Duncan wandte daraufhin den Kopf zur Seite und sah Rachel an. Erst in diesem Moment wurde ihm so richtig bewusst, dass er seit langer Zeit wieder vollkommen gelöst und sogar ein klein wenig glücklich war. Er genoss es ganz einfach, hier mit ihr allein am Ufer des Loch Shiel, seinem Lieblingsort, zu sitzen und über alle möglichen Dinge philosophieren zu können. An diese Platz hier ging er immer, wenn er Kummer hatte oder allein sein wollte. Dies war schon immer so gewesen. Selbst zu der Zeit, als er noch ein kleiner Junge gewesen war. Jetzt war Rachel bei ihm, und es erschien ihm gut und richtig so. Irgendwo in der Nähe sang ein Vogel, es roch nach feuchtem Sand und dem Wasser des Loch Shiel. Die Sonne schien und verbreitete einen wärmenden Glanz. Rein instinktiv verflocht er seine Finger mit den ihren. Das bemerkte er aber erst, als er sich des Ausdrucks in ihren Augen bewusst wurde. Es schien auf einmal so, als wäre die Welt um sie herum zum Stillstand gekommen und nur sie beide wären noch übrig. Hand in Hand dasitzend, sahen sie sich in die Augen und sagten kein Wort. Dies war auch nicht nötig, da beide das Gefühl hatten, den anderen auch ohne Worte zu verstehen.

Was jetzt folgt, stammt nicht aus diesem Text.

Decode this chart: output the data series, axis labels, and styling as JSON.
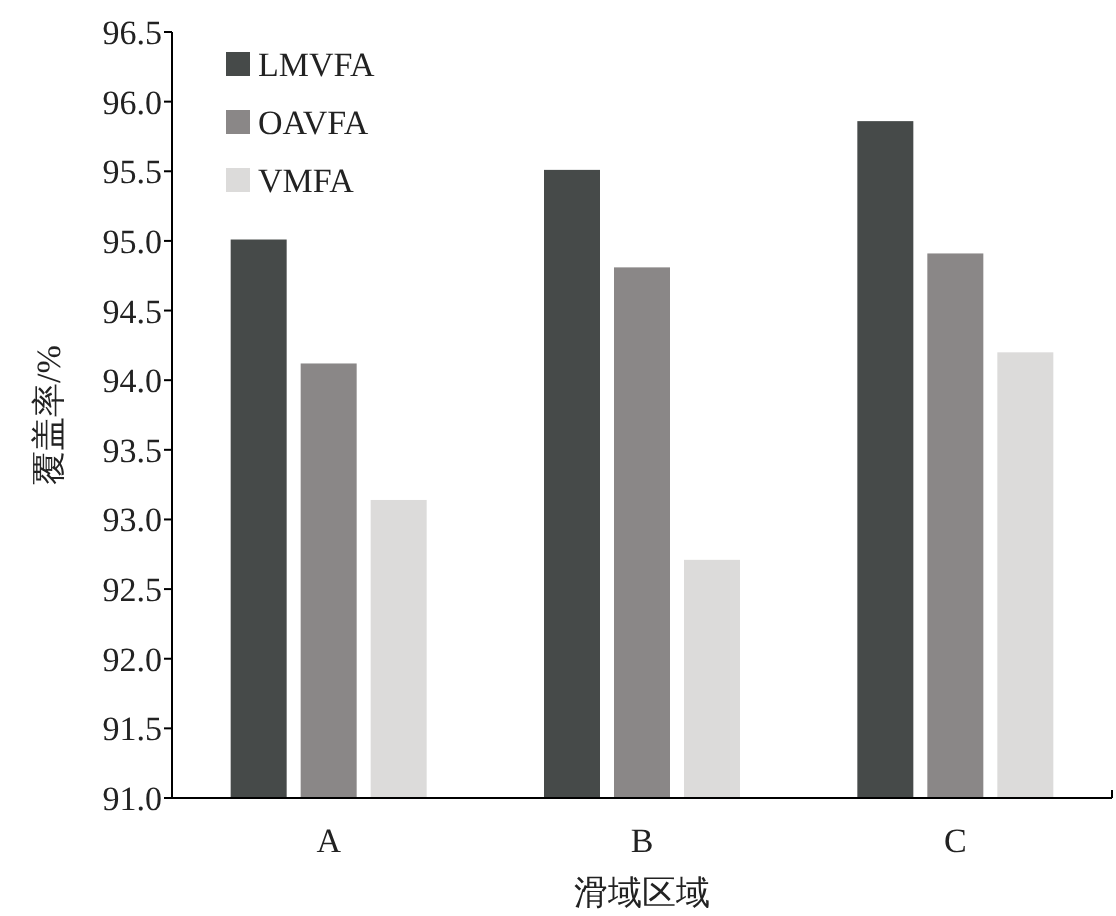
{
  "chart_data": {
    "type": "bar",
    "xlabel": "滑域区域",
    "ylabel": "覆盖率/%",
    "categories": [
      "A",
      "B",
      "C"
    ],
    "series": [
      {
        "name": "LMVFA",
        "color": "#464a49",
        "values": [
          95.01,
          95.51,
          95.86
        ]
      },
      {
        "name": "OAVFA",
        "color": "#8a8787",
        "values": [
          94.12,
          94.81,
          94.91
        ]
      },
      {
        "name": "VMFA",
        "color": "#dcdbda",
        "values": [
          93.14,
          92.71,
          94.2
        ]
      }
    ],
    "ylim": [
      91.0,
      96.5
    ],
    "yticks": [
      {
        "value": 91,
        "label": "91.0"
      },
      {
        "value": 91.5,
        "label": "91.5"
      },
      {
        "value": 92,
        "label": "92.0"
      },
      {
        "value": 92.5,
        "label": "92.5"
      },
      {
        "value": 93,
        "label": "93.0"
      },
      {
        "value": 93.5,
        "label": "93.5"
      },
      {
        "value": 94,
        "label": "94.0"
      },
      {
        "value": 94.5,
        "label": "94.5"
      },
      {
        "value": 95,
        "label": "95.0"
      },
      {
        "value": 95.5,
        "label": "95.5"
      },
      {
        "value": 96,
        "label": "96.0"
      },
      {
        "value": 96.5,
        "label": "96.5"
      }
    ],
    "grid": false,
    "legend": "top left"
  }
}
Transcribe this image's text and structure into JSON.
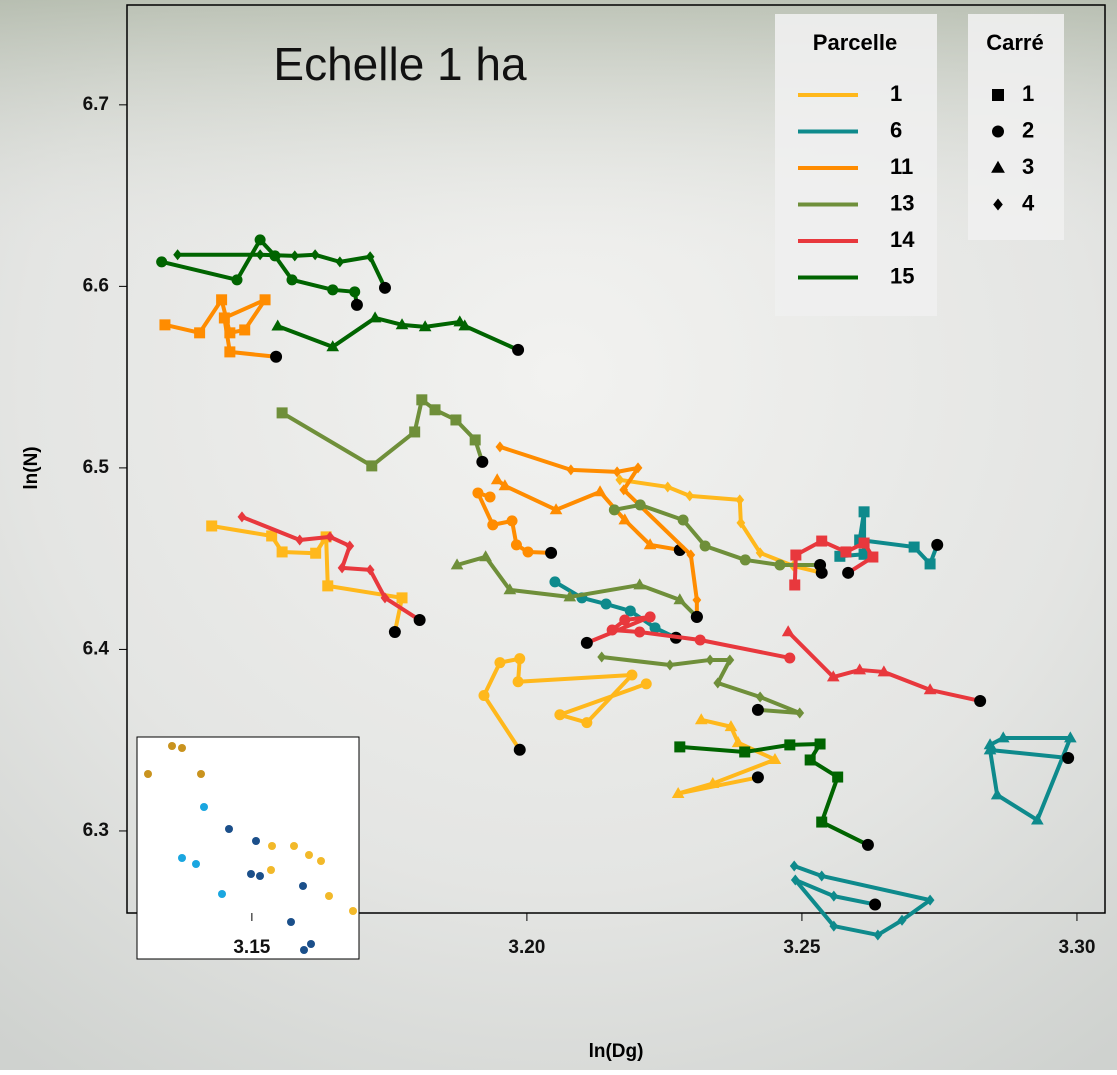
{
  "chart_data": {
    "type": "trajectory",
    "title": "Echelle 1 ha",
    "xlabel": "ln(Dg)",
    "ylabel": "ln(N)",
    "xlim": [
      3.1273,
      3.3051
    ],
    "ylim": [
      6.2548,
      6.755
    ],
    "xticks": [
      {
        "value": 3.15,
        "label": "3.15"
      },
      {
        "value": 3.2,
        "label": "3.20"
      },
      {
        "value": 3.25,
        "label": "3.25"
      },
      {
        "value": 3.3,
        "label": "3.30"
      }
    ],
    "yticks": [
      6.3,
      6.4,
      6.5,
      6.6,
      6.7
    ],
    "legend_title": "Parcelle",
    "marker_legend_title": "Carré",
    "end_color": "#000000",
    "markers": [
      {
        "name": "1",
        "shape": "square"
      },
      {
        "name": "2",
        "shape": "circle"
      },
      {
        "name": "3",
        "shape": "triangle"
      },
      {
        "name": "4",
        "shape": "diamond"
      }
    ],
    "series": [
      {
        "name": "1",
        "color": "#ffb81c",
        "tracks": [
          {
            "x": [
              3.1427,
              3.1536,
              3.1555,
              3.1616,
              3.1635,
              3.1638,
              3.1773,
              3.176
            ],
            "y": [
              6.468,
              6.4625,
              6.4537,
              6.453,
              6.462,
              6.435,
              6.4284,
              6.4096
            ]
          },
          {
            "x": [
              3.2217,
              3.206,
              3.2109,
              3.2191,
              3.1984,
              3.1987,
              3.1951,
              3.1922,
              3.1987
            ],
            "y": [
              6.381,
              6.364,
              6.3597,
              6.3859,
              6.3822,
              6.3949,
              6.3927,
              6.3746,
              6.3447
            ]
          },
          {
            "x": [
              3.2317,
              3.2371,
              3.2384,
              3.2451,
              3.2338,
              3.2275,
              3.242
            ],
            "y": [
              6.3612,
              6.3574,
              6.3486,
              6.3393,
              6.3261,
              6.3206,
              6.3295
            ]
          },
          {
            "x": [
              3.2169,
              3.2256,
              3.2296,
              3.2387,
              3.2389,
              3.2424,
              3.2484,
              3.2536
            ],
            "y": [
              6.4934,
              6.4895,
              6.4846,
              6.4824,
              6.4697,
              6.4532,
              6.446,
              6.4422
            ]
          }
        ]
      },
      {
        "name": "6",
        "color": "#0e8a8c",
        "tracks": [
          {
            "x": [
              3.2569,
              3.2613,
              3.2613,
              3.2605,
              3.2704,
              3.2733,
              3.2746
            ],
            "y": [
              6.4513,
              6.4524,
              6.4758,
              6.4603,
              6.4564,
              6.4471,
              6.4576
            ]
          },
          {
            "x": [
              3.2051,
              3.21,
              3.2144,
              3.2188,
              3.2233,
              3.2271
            ],
            "y": [
              6.4372,
              6.4284,
              6.425,
              6.4212,
              6.4119,
              6.4064
            ]
          },
          {
            "x": [
              3.2842,
              3.2866,
              3.2988,
              3.2928,
              3.2855,
              3.2842,
              3.2984
            ],
            "y": [
              6.3474,
              6.3512,
              6.3512,
              6.306,
              6.3198,
              6.3446,
              6.3402
            ]
          },
          {
            "x": [
              3.2486,
              3.2536,
              3.2733,
              3.2682,
              3.2638,
              3.2558,
              3.2488,
              3.2558,
              3.2633
            ],
            "y": [
              6.2807,
              6.2752,
              6.2619,
              6.2508,
              6.2427,
              6.2476,
              6.273,
              6.2641,
              6.2595
            ]
          }
        ]
      },
      {
        "name": "11",
        "color": "#ff8c00",
        "tracks": [
          {
            "x": [
              3.1342,
              3.1405,
              3.1445,
              3.146,
              3.1487,
              3.1524,
              3.145,
              3.146,
              3.1544
            ],
            "y": [
              6.5788,
              6.5744,
              6.5926,
              6.5744,
              6.576,
              6.5926,
              6.5826,
              6.5639,
              6.5612
            ]
          },
          {
            "x": [
              3.1933,
              3.1911,
              3.1938,
              3.1973,
              3.1981,
              3.2002,
              3.2044
            ],
            "y": [
              6.484,
              6.4862,
              6.4686,
              6.4708,
              6.4576,
              6.4537,
              6.4532
            ]
          },
          {
            "x": [
              3.1946,
              3.196,
              3.2053,
              3.2133,
              3.2178,
              3.2224,
              3.2278
            ],
            "y": [
              6.4934,
              6.4901,
              6.4769,
              6.4868,
              6.4713,
              6.4576,
              6.4548
            ]
          },
          {
            "x": [
              3.1951,
              3.208,
              3.2164,
              3.2202,
              3.2176,
              3.2298,
              3.2309,
              3.2309
            ],
            "y": [
              6.5116,
              6.4989,
              6.4978,
              6.5,
              6.4879,
              6.4521,
              6.4272,
              6.4179
            ]
          }
        ]
      },
      {
        "name": "13",
        "color": "#6f8f3a",
        "tracks": [
          {
            "x": [
              3.1555,
              3.1718,
              3.1796,
              3.1809,
              3.1833,
              3.1871,
              3.1906,
              3.1919
            ],
            "y": [
              6.5303,
              6.5011,
              6.5198,
              6.5375,
              6.532,
              6.5264,
              6.5154,
              6.5033
            ]
          },
          {
            "x": [
              3.2159,
              3.2206,
              3.2284,
              3.2324,
              3.2397,
              3.246,
              3.2533
            ],
            "y": [
              6.4769,
              6.4796,
              6.4713,
              6.457,
              6.4493,
              6.4465,
              6.4465
            ]
          },
          {
            "x": [
              3.1873,
              3.1925,
              3.1969,
              3.2078,
              3.2205,
              3.2278,
              3.2309
            ],
            "y": [
              6.4465,
              6.451,
              6.4328,
              6.4289,
              6.4355,
              6.4273,
              6.4179
            ]
          },
          {
            "x": [
              3.2136,
              3.226,
              3.2333,
              3.2369,
              3.2347,
              3.2424,
              3.2496,
              3.242
            ],
            "y": [
              6.3958,
              6.3914,
              6.3942,
              6.3942,
              6.3815,
              6.3738,
              6.365,
              6.3667
            ]
          }
        ]
      },
      {
        "name": "14",
        "color": "#e8383d",
        "tracks": [
          {
            "x": [
              3.2487,
              3.2489,
              3.2536,
              3.258,
              3.2613,
              3.2629,
              3.2584
            ],
            "y": [
              6.4355,
              6.452,
              6.4597,
              6.4537,
              6.4586,
              6.4509,
              6.4422
            ]
          },
          {
            "x": [
              3.2478,
              3.2315,
              3.2205,
              3.2155,
              3.2178,
              3.2224,
              3.2109
            ],
            "y": [
              6.3953,
              6.4052,
              6.4096,
              6.4107,
              6.4162,
              6.4179,
              6.4036
            ]
          },
          {
            "x": [
              3.2475,
              3.2557,
              3.2605,
              3.2649,
              3.2733,
              3.2824
            ],
            "y": [
              6.4097,
              6.3848,
              6.3887,
              6.3876,
              6.3777,
              6.3716
            ]
          },
          {
            "x": [
              3.1482,
              3.1587,
              3.1642,
              3.1678,
              3.1664,
              3.1715,
              3.1742,
              3.1805
            ],
            "y": [
              6.473,
              6.4603,
              6.462,
              6.457,
              6.4449,
              6.4438,
              6.4284,
              6.4162
            ]
          }
        ]
      },
      {
        "name": "15",
        "color": "#006400",
        "tracks": [
          {
            "x": [
              3.2278,
              3.2396,
              3.2478,
              3.2533,
              3.2515,
              3.2565,
              3.2536,
              3.262
            ],
            "y": [
              6.3463,
              6.3435,
              6.3474,
              6.3479,
              6.3391,
              6.3297,
              6.3049,
              6.2923
            ]
          },
          {
            "x": [
              3.1336,
              3.1473,
              3.1515,
              3.1542,
              3.1573,
              3.1647,
              3.1687,
              3.1691
            ],
            "y": [
              6.6135,
              6.6036,
              6.6256,
              6.6168,
              6.6036,
              6.5981,
              6.597,
              6.5898
            ]
          },
          {
            "x": [
              3.1547,
              3.1647,
              3.1724,
              3.1773,
              3.1815,
              3.1878,
              3.1887,
              3.1984
            ],
            "y": [
              6.5781,
              6.5667,
              6.5826,
              6.5788,
              6.5777,
              6.5804,
              6.5782,
              6.565
            ]
          },
          {
            "x": [
              3.1365,
              3.1515,
              3.1578,
              3.1615,
              3.166,
              3.1715,
              3.1742
            ],
            "y": [
              6.6174,
              6.6174,
              6.6168,
              6.6174,
              6.6135,
              6.6163,
              6.5992
            ]
          }
        ]
      }
    ]
  }
}
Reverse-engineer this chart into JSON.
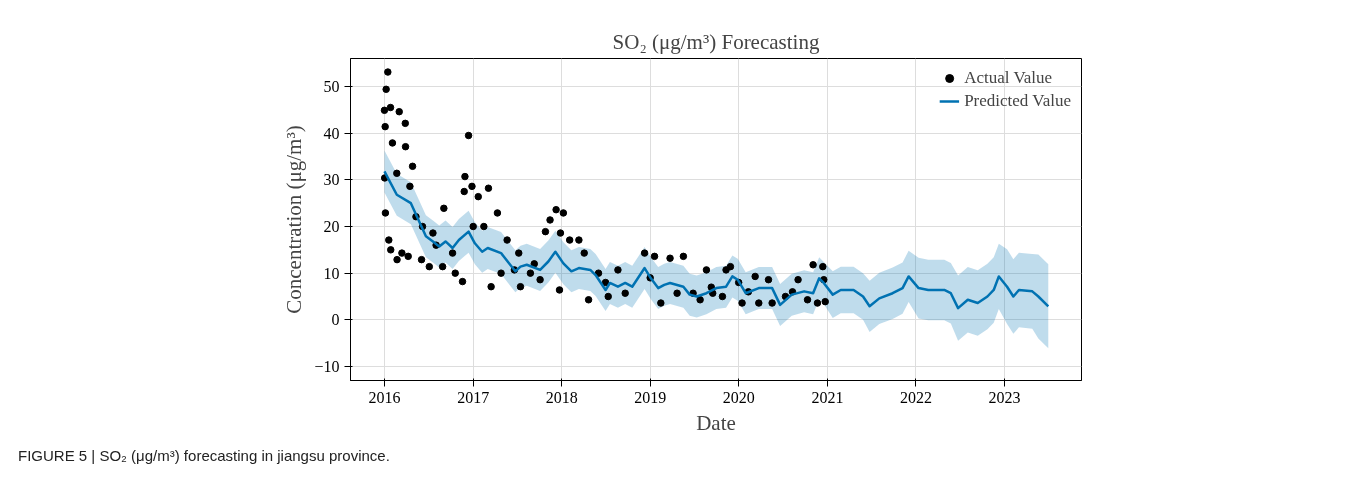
{
  "chart_data": {
    "type": "line",
    "title": "SO₂ (μg/m³) Forecasting",
    "xlabel": "Date",
    "ylabel": "Concentration (μg/m³)",
    "xlim": [
      "2015-08-14",
      "2023-11-15"
    ],
    "ylim": [
      -13,
      56
    ],
    "xticks": [
      {
        "value": "2016-01-01",
        "label": "2016"
      },
      {
        "value": "2017-01-01",
        "label": "2017"
      },
      {
        "value": "2018-01-01",
        "label": "2018"
      },
      {
        "value": "2019-01-01",
        "label": "2019"
      },
      {
        "value": "2020-01-01",
        "label": "2020"
      },
      {
        "value": "2021-01-01",
        "label": "2021"
      },
      {
        "value": "2022-01-01",
        "label": "2022"
      },
      {
        "value": "2023-01-01",
        "label": "2023"
      }
    ],
    "yticks": [
      {
        "value": -10,
        "label": "−10"
      },
      0,
      10,
      20,
      30,
      40,
      50
    ],
    "grid": true,
    "legend": "top right",
    "annotations": [
      "FIGURE 5 | SO₂ (μg/m³) forecasting in jiangsu province."
    ],
    "series": [
      {
        "type": "scatter",
        "name": "Actual Value",
        "color": "#000000",
        "marker": "circle",
        "x": [
          "2016-01-15",
          "2016-01-08",
          "2016-01-01",
          "2016-01-02",
          "2016-01-04",
          "2016-01-05",
          "2016-01-26",
          "2016-03-02",
          "2016-03-27",
          "2016-02-03",
          "2016-03-28",
          "2016-04-26",
          "2016-02-21",
          "2016-04-15",
          "2016-01-19",
          "2016-01-27",
          "2016-02-22",
          "2016-03-13",
          "2016-04-08",
          "2016-05-10",
          "2016-06-06",
          "2016-06-02",
          "2016-07-04",
          "2016-07-19",
          "2016-09-02",
          "2016-08-28",
          "2016-10-08",
          "2016-10-19",
          "2016-11-18",
          "2016-11-25",
          "2016-11-28",
          "2016-12-13",
          "2016-12-27",
          "2017-01-22",
          "2017-02-14",
          "2017-03-05",
          "2017-03-16",
          "2017-04-11",
          "2017-04-26",
          "2017-05-21",
          "2017-06-20",
          "2017-07-08",
          "2017-07-15",
          "2017-08-25",
          "2017-10-04",
          "2017-10-26",
          "2017-11-14",
          "2017-12-09",
          "2018-01-08",
          "2017-12-27",
          "2017-12-23",
          "2018-02-03",
          "2018-03-13",
          "2018-04-04",
          "2018-04-22",
          "2018-06-02",
          "2018-07-12",
          "2018-08-21",
          "2018-09-20",
          "2018-12-09",
          "2019-01-19",
          "2019-02-14",
          "2019-03-24",
          "2019-05-18",
          "2019-04-22",
          "2019-06-27",
          "2019-08-21",
          "2019-07-26",
          "2019-09-16",
          "2019-11-10",
          "2019-11-28",
          "2019-10-26",
          "2020-01-15",
          "2020-03-09",
          "2020-03-24",
          "2020-05-18",
          "2020-05-03",
          "2020-07-12",
          "2020-09-02",
          "2020-10-11",
          "2020-11-03",
          "2020-11-21",
          "2020-12-13",
          "2020-12-23",
          "2020-12-17",
          "2016-08-01",
          "2017-01-01",
          "2017-09-10",
          "2018-07-01",
          "2019-01-01",
          "2019-09-10",
          "2020-02-10",
          "2020-08-10",
          "2020-01-01"
        ],
        "values": [
          53.1,
          49.4,
          44.9,
          30.4,
          41.4,
          22.9,
          45.5,
          44.6,
          42.1,
          37.9,
          37.1,
          32.9,
          31.4,
          28.6,
          17.1,
          15.0,
          12.9,
          14.3,
          13.6,
          22.1,
          20.0,
          12.9,
          11.4,
          18.6,
          23.9,
          11.4,
          14.3,
          10.0,
          8.2,
          27.5,
          30.7,
          39.5,
          28.6,
          26.4,
          20.0,
          28.2,
          7.1,
          22.9,
          10.0,
          17.1,
          10.7,
          14.3,
          7.1,
          10.0,
          8.6,
          18.9,
          21.4,
          23.6,
          22.9,
          18.6,
          6.4,
          17.1,
          17.1,
          14.3,
          4.3,
          10.0,
          5.0,
          10.7,
          5.7,
          14.3,
          13.6,
          3.6,
          13.2,
          13.6,
          5.7,
          5.7,
          10.7,
          4.3,
          5.7,
          10.7,
          11.4,
          5.0,
          3.6,
          9.3,
          3.6,
          3.6,
          8.6,
          5.0,
          8.6,
          4.3,
          11.8,
          3.6,
          11.4,
          3.9,
          8.6,
          16.0,
          20.0,
          12.0,
          8.0,
          9.0,
          7.0,
          6.0,
          6.0,
          8.0
        ]
      },
      {
        "name": "Predicted Value",
        "color": "#0072b2",
        "x": [
          "2016-01-01",
          "2016-02-21",
          "2016-04-19",
          "2016-06-20",
          "2016-07-19",
          "2016-08-14",
          "2016-09-09",
          "2016-10-08",
          "2016-11-03",
          "2016-12-13",
          "2017-01-08",
          "2017-02-07",
          "2017-03-02",
          "2017-04-26",
          "2017-06-24",
          "2017-07-15",
          "2017-08-10",
          "2017-10-04",
          "2017-11-07",
          "2017-12-06",
          "2018-01-08",
          "2018-02-10",
          "2018-03-13",
          "2018-04-29",
          "2018-05-21",
          "2018-07-01",
          "2018-07-19",
          "2018-08-21",
          "2018-09-20",
          "2018-10-19",
          "2018-12-09",
          "2019-01-04",
          "2019-02-03",
          "2019-02-28",
          "2019-03-24",
          "2019-05-18",
          "2019-06-13",
          "2019-07-12",
          "2019-08-21",
          "2019-10-01",
          "2019-11-10",
          "2019-12-06",
          "2019-12-28",
          "2020-01-30",
          "2020-03-24",
          "2020-05-18",
          "2020-06-20",
          "2020-08-07",
          "2020-09-27",
          "2020-11-03",
          "2020-11-28",
          "2020-12-17",
          "2021-01-23",
          "2021-02-25",
          "2021-04-19",
          "2021-05-28",
          "2021-06-24",
          "2021-08-03",
          "2021-09-27",
          "2021-11-07",
          "2021-12-02",
          "2022-01-12",
          "2022-02-21",
          "2022-04-28",
          "2022-05-25",
          "2022-06-24",
          "2022-08-03",
          "2022-09-13",
          "2022-10-23",
          "2022-11-18",
          "2022-12-09",
          "2023-01-12",
          "2023-02-07",
          "2023-03-02",
          "2023-04-26",
          "2023-05-21",
          "2023-07-01"
        ],
        "values": [
          31.8,
          26.8,
          25.0,
          17.9,
          16.8,
          15.7,
          16.8,
          15.4,
          17.1,
          18.9,
          16.4,
          14.6,
          15.4,
          14.3,
          10.4,
          11.4,
          11.8,
          10.7,
          12.5,
          14.6,
          12.1,
          10.4,
          11.1,
          10.7,
          9.6,
          6.4,
          7.9,
          7.1,
          7.9,
          7.1,
          11.1,
          8.9,
          6.8,
          7.5,
          7.9,
          7.1,
          5.4,
          5.0,
          5.7,
          6.8,
          7.1,
          9.3,
          8.6,
          5.7,
          6.8,
          6.8,
          3.2,
          5.4,
          6.1,
          5.7,
          8.9,
          7.9,
          5.4,
          6.4,
          6.4,
          5.0,
          2.9,
          4.6,
          5.7,
          6.8,
          9.3,
          6.8,
          6.4,
          6.4,
          5.7,
          2.5,
          4.3,
          3.6,
          5.0,
          6.4,
          9.3,
          7.1,
          5.0,
          6.4,
          6.1,
          5.0,
          2.9
        ],
        "lower": [
          27.3,
          22.3,
          20.5,
          13.4,
          12.3,
          11.2,
          12.3,
          10.9,
          12.6,
          14.4,
          11.9,
          10.1,
          10.9,
          9.8,
          5.9,
          6.9,
          7.3,
          6.2,
          8.0,
          10.1,
          7.6,
          5.9,
          6.6,
          6.2,
          5.1,
          1.9,
          3.4,
          2.6,
          3.4,
          2.6,
          6.6,
          4.4,
          2.3,
          3.0,
          3.4,
          2.6,
          0.9,
          0.5,
          1.2,
          2.3,
          2.6,
          4.8,
          4.1,
          1.2,
          2.3,
          2.3,
          -1.3,
          0.9,
          1.6,
          1.2,
          4.4,
          3.4,
          0.4,
          1.4,
          1.4,
          0.0,
          -2.6,
          -0.9,
          0.2,
          1.3,
          3.8,
          0.3,
          -0.1,
          -0.1,
          -0.8,
          -4.5,
          -2.7,
          -3.4,
          -2.0,
          -0.6,
          2.3,
          -0.9,
          -3.0,
          -1.6,
          -1.9,
          -4.0,
          -6.1
        ],
        "upper": [
          36.3,
          31.3,
          29.5,
          22.4,
          21.3,
          20.2,
          21.3,
          19.9,
          21.6,
          23.4,
          20.9,
          19.1,
          19.9,
          18.8,
          14.9,
          15.9,
          16.3,
          15.2,
          17.0,
          19.1,
          16.6,
          14.9,
          15.6,
          15.2,
          14.1,
          10.9,
          12.4,
          11.6,
          12.4,
          11.6,
          15.6,
          13.4,
          11.3,
          12.0,
          12.4,
          11.6,
          9.9,
          9.5,
          10.2,
          11.3,
          11.6,
          13.8,
          13.1,
          10.2,
          11.3,
          11.3,
          7.7,
          9.9,
          10.6,
          10.2,
          13.4,
          12.4,
          10.4,
          11.4,
          11.4,
          10.0,
          8.4,
          10.1,
          11.2,
          12.3,
          14.8,
          13.3,
          12.9,
          12.9,
          12.2,
          9.5,
          11.3,
          10.6,
          12.0,
          13.4,
          16.3,
          15.1,
          13.0,
          14.4,
          14.1,
          14.0,
          11.9
        ]
      }
    ]
  }
}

Nur einen Moment später trafen sich ihre Lippen zu einem Kuss. Für einen winzigen Augenblick genoss Duncan das Gefühl, ihre Lippen auf den seinen zu spüren. Doch dann schreckte er zurück. Es schien zwar gut und richtig zu sein, dennoch sagte ihm sein Gefühl, dass es nicht rechtens war. Er kam sich so vor, als würde er Rachels Gutmütigkeit und ihr Vertrauen missbrauchen.
Ihm war schwindlig vor lauter Sehnsucht. Seiner Kehle entrang sich ein leises Stöhnen. Erneut presste er seine Lippen auf ihren Mund.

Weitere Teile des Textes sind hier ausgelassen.